One should exercise caution when using setwd(). Changing directories in the middle of a script file can limit reproducibility:

  • setwd() will return an error if the directory to which you’re trying to change doesn’t exist or if the user doesn’t have the correct permissions to access that directory. This becomes a problem when sharing scripts between users who have organized their directories differently.
  • If/when your script terminates with an error, you might leave the user in a different directory than the one they started in, and if they then call the script again, this will cause further problems. If you must use setwd(), it is best to put it at the top of the script to avoid these problems.

The following error message indicates that R has failed to set the working directory you specified (for example, if you misspell the directory name:

setwd("./MispeledDirectory")
Error in setwd("./MispeledDirectory"): cannot change working directory

 

It is best practice to have the user running the script begin in a consistent directory on their machine and then use relative file paths from that directory to access files (see below).


Where to go for additional help

Stuck? The On Your Own section will provide a more extensive list of places where you can look for answers to questions about R and RStudio. For today, we will emphasize two of the most useful ways to find answers.

 

R documentation

For help with functions, the first place to look is in the R documentation. Use ?<function name> to read the basic instructions for using a function. Try it with a function we have already used, sqrt():

?sqrt # note that you don't include the () after sqrt for help

 

The documentation gives you a Description of the purpose of the function. Usage tells you the basic information about what arguments the function is expecting, and the Arguments section describes each argument. At the very end, most functions include several Examples demonstrating usage.
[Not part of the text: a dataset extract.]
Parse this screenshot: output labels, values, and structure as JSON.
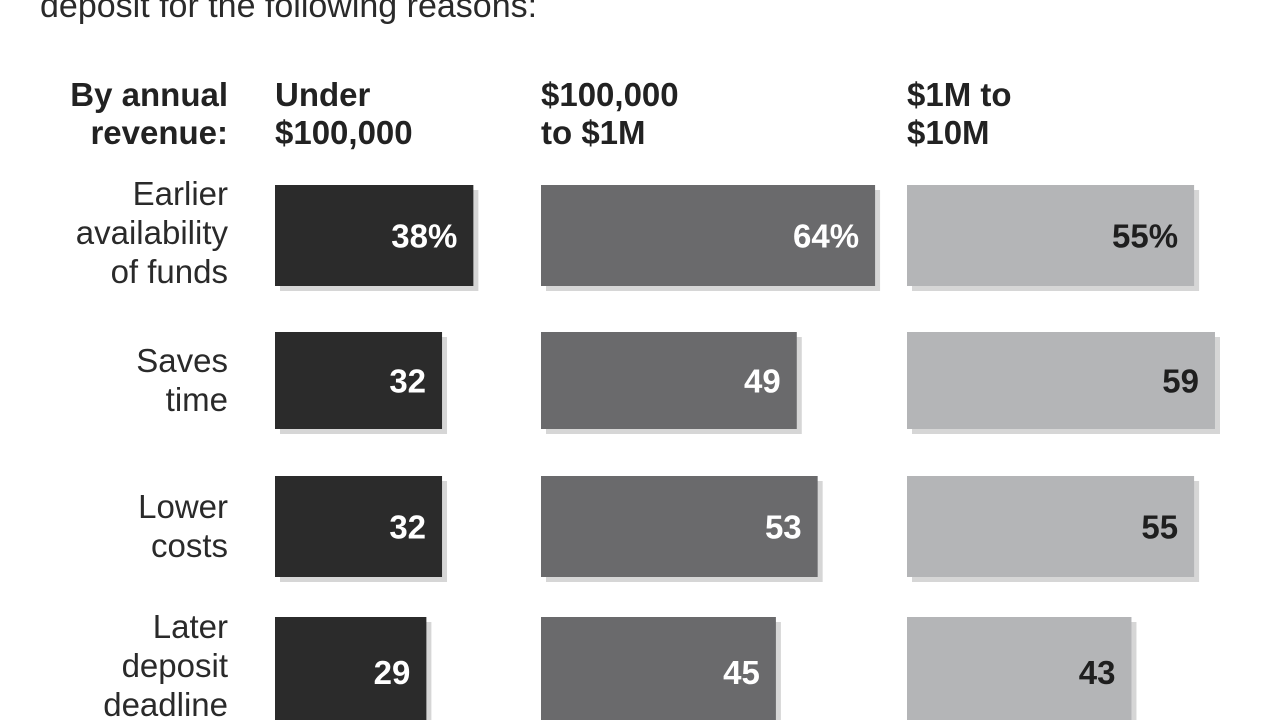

Note that if you don’t know the name of a function, you can run a more general search using ??"<search term>":

??"square root"

 

Unfortunately, this is not a very sophisticated search and often returns many unhelpful results without actually finding the obvious function. Usually I just turn to the next solution:

 

Google is your friend

There is a vibrant and active R programming community out there. If you have a question, chances are someone has already answered it online somewhere. I have been using R extensively for nearly a decade, and have only twice been unable to find solutions to even obscure and complex problems already published on one forum or another. If you can’t find your answer, feel free to sign up at your favorite forum and post a question. You will often get a useful response within a day or two.

Become adept at using online search engines to locate solutions. I usually start with “r <question>”. Getting the phrasing right can be a bit tricky. Let’s give it a try:

 

Getting R help online

Use an online search engine (e.g. Google) to find a function that let’s you read data from a text file into R.

Solution

The primary function that you are looking for is read.table() or possibly read.delim() (for “tab delimited text file”, which is just a more specific version of read.table(). Some hits point you to readtext(), which is a function for reading more complex text files.

I used “r read text file” in Google, and received many useful hits Coding forums are one of the best resources, with stackoverflow being my personal favorite. There are also sites like DataCamp that are designed to teach data science and have lots of free material and guides. As you start to ask questions and run searches online, you will get a feel for which sites give you the most consistently useful answers.


Key Points

  • R is the programming language; RStudio is a user friendly environment for interacting with R.

  • Using RStudio can make programming in R much more productive.

  • Consider what working directory you are in when sourcing a script and loading data.

  • Functions are the basic tool used to manipulate data and other objects in R.

  • Functions take the form: output <- function(argument1, argument2, ...).

  • Arguments can be passed to functions by matching based on name, by position, or by omitting them (in which case the default value is used).